Director: Don Boyd
Screenwriters: Don Boyd, Zoe Heller
- 1991 Sundance Film Festival
- 1991 Sundance Film Festival in Tokyo
Katie is twenty-one and English. Having recently moved to New York City, she recounts to us, her audience, the events in her twenty-first year that prompted her to leave home and the people she loves. As if she were writing in her diary, Katie shares the secrets of her life with us: her ongoing affair with Jack, her married "sex object"; her close relationship with her father Kenneth; and the nonexistence of any communication with her mother. She tells us of her friends, Baldie and Francesca, who are usually there for advice and compassion. And there is her true love, Bobby, the twenty-seven-year-old Scot whom she thinks she cannot live without. Her story unfolds slowly in this compassionate drama. With Katie as our guide, we are privy to her most intimate thoughts, which sculpt a portrait of this young woman who is neither completely innocent, nor really sophisticated in the ways of this world, but who clearly is a survivor. She is neither haunted nor tortured by her past; instead she is astutely aware of the effect it has had on her life.

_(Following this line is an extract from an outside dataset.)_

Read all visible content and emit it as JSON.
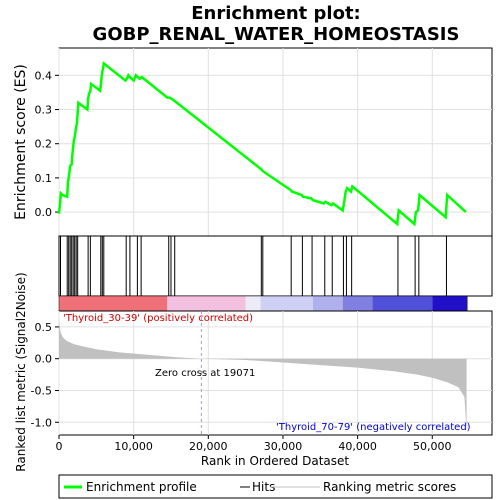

Patsy Kensit is a standout as Katie, bringing an enormous amount of charisma, warmth, and humor to her role, and supported by a elegant script. Director Don Boyd, best known as the producer of Aria, blends the performances, story and the integral cinematic device of Katie's direct camera narration with exceptional dexterity. Thus he never misses an opportunity to communicate Katie's feelings through pure technique. Katie views the future with optimistic uncertainty, convinced she can win over the world. With its warmth and wit, Twenty-One is prepared to accomplish the same goal.